On 10 July 1947 in Kraków, District Investigative Judge Jan Sehn, member of the Main Commission for the Investigation of German Crimes in Poland, acting at the written request of the First Prosecutor of the Supreme National Tribunal, this dated 25 April 1947 (Ref. no. NTN 719/47), in accordance with the provisions of and procedure provided for under the Decree of 10 November 1945 (Journal of Laws of the Republic of Poland No. 51, item 293), and in connection with art. 254, 107, and 115 of the Code of Criminal Procedure, interviewed as a witness the person specified below, a former prisoner of the Auschwitz concentration camp, who testified as follows:

Name and surname Stanisław Gołębiowski
Date of birth 22 August 1918
Religious affiliation none
Citizenship and nationality Polish
Occupation office clerk
Place of residence Kielce, Daszyńskiego Street 2

I was at the Auschwitz concentration camp between May 1942 and September 1944 as political prisoner number 37888. In September 1944, I was deported to the Stutthof concentration camp. At the Auschwitz concentration camp, I stayed at the Stammlager [main camp] (until the end of 1942), then at the gypsy camp, that is in the so-called section B II e at Birkenau (1943), and finally in section B II d (1944).

During my time in section B II d, I worked at the Bekleidungskammer [clothing storeroom] and because of my work I would visit the Czech family camp, located in section B II b. Suspect Buntrock, whom I already knew by his name at that time, and whom I now clearly recognize in the photograph, used to carry out the duties of Rapportführer [report leader] in the rank of SS-Unterscharführer at said Czech family camp, where Jews deported from Theresienstadt were staying. Buntrock, for no reason whatsoever, beat, kicked, and tortured unconscious all the prisoners who came within his arm’s reach. On the day of the extermination of the first batch of Czech Jews from the family camp – it was, if I am not mistaken, in March 1944 – I watched as Rapportführer Buntrock, who stood out with his posture (tall, stout, broad-shouldered, big head), together with other SS men and function prisoners (block elders, kapos) forced to do it, thrust the Jews onto the vans, in which they were taken straight to the gas chambers of crematoria I and III at Birkenau, where all of them were gassed. Next morning, the clothes of the murdered were brought to be deposited at the Bekleidungskammer, where we sorted them. I was personally assigned to this task.

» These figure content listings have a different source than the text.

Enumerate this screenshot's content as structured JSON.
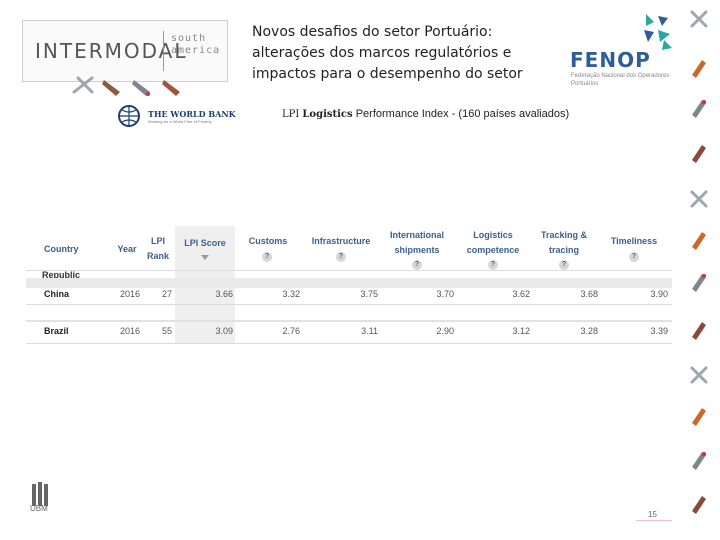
{
  "header": {
    "logo_main": "INTERMODAL",
    "logo_sub": "south america",
    "title_lines": [
      "Novos desafios do setor Portuário:",
      "alterações dos marcos regulatórios e",
      "impactos  para o desempenho do setor"
    ],
    "partner_logo": "FENOP",
    "partner_sub": "Federação Nacional dos Operadores Portuários",
    "bank_logo": "THE WORLD BANK",
    "bank_tagline": "Working for a World Free of Poverty"
  },
  "caption": {
    "lpi": "LPI",
    "logistics": "Logistics",
    "rest": "Performance Index - (160 países avaliados)"
  },
  "table": {
    "columns": [
      "Country",
      "Year",
      "LPI Rank",
      "LPI Score",
      "Customs",
      "Infrastructure",
      "International shipments",
      "Logistics competence",
      "Tracking & tracing",
      "Timeliness"
    ],
    "help_symbol": "?",
    "partial_row_label": "Republic",
    "rows": [
      [
        "China",
        "2016",
        "27",
        "3.66",
        "3.32",
        "3.75",
        "3.70",
        "3.62",
        "3.68",
        "3.90"
      ],
      [
        "Brazil",
        "2016",
        "55",
        "3.09",
        "2.76",
        "3.11",
        "2.90",
        "3.12",
        "3.28",
        "3.39"
      ]
    ]
  },
  "footer": {
    "org": "UBM",
    "page": "15"
  },
  "icons": [
    "ship-icon",
    "truck-icon",
    "plane-icon",
    "train-icon"
  ],
  "colors": {
    "header_text": "#3d5f8c",
    "fenop_blue": "#2f5d9b",
    "fenop_teal": "#2aa7a0",
    "highlight_column": "#efefef"
  }
}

Buntrock also personally participated in the extermination of the second batch of the Theresienstadt Jews. As far as I remember, it was in May 1944. While all those from the first Theresienstadt group were gassed without any exceptions, the second group underwent a selection process. Buntrock personally participated in this selection, in the course of which some fit men were chosen and sent to Schwartzheide, some women went to Stutthof and Ravensbrück, a few pretty children were earmarked for Dr. Mengele’s experiments, and the remaining children and all those who were unfit for work were gassed in the chambers.

Buntrock was well-known at the camp. Prisoners trembled and froze at the very sound of his name.

From my time at the main camp, which was in 1942, I remember the names of, and presently clearly recognize in the photographs, SS man Kurt Müller, who then fulfilled the function of Blockführer at block 15, where I was housed at that time. During roll-calls, he beat prisoners unconscious for the slightest misdemeanors, such as leaning sideways. All the prisoners at the block were afraid of Müller.

In summer 1942, I worked at the so-called “Canada” at the Auschwitz main camp, near the grounds of DAW [Deutsche Ausrüstungswerke] [armaments factories]. The prisoner unit working there was officially called the Aufräumungskommando. An aufseher [supervisor] of this commando was at that time, among others, SS man Włodzimierz Bilan, a Romanian by descent. I knew him by his name already at that time, and presently, I clearly recognize him in the photographs. He beat the prisoners of the kommando subordinate to him. He beat me severely because I was eating a piece of dry bread during work. Let me emphasize that I had just recovered from typhus, I felt extreme hunger, and at the same time I was assigned to sorting quality snacks looted off the gassed victims. At that time, Bilan was a martinet, a stickler for form, and he treated prisoners harshly. I heard that later, when he fulfilled other functions – he worked, among other places, at the admission office of the Political Department – he changed his behavior toward prisoners.

The report was read out. At this point the procedure and the report were concluded.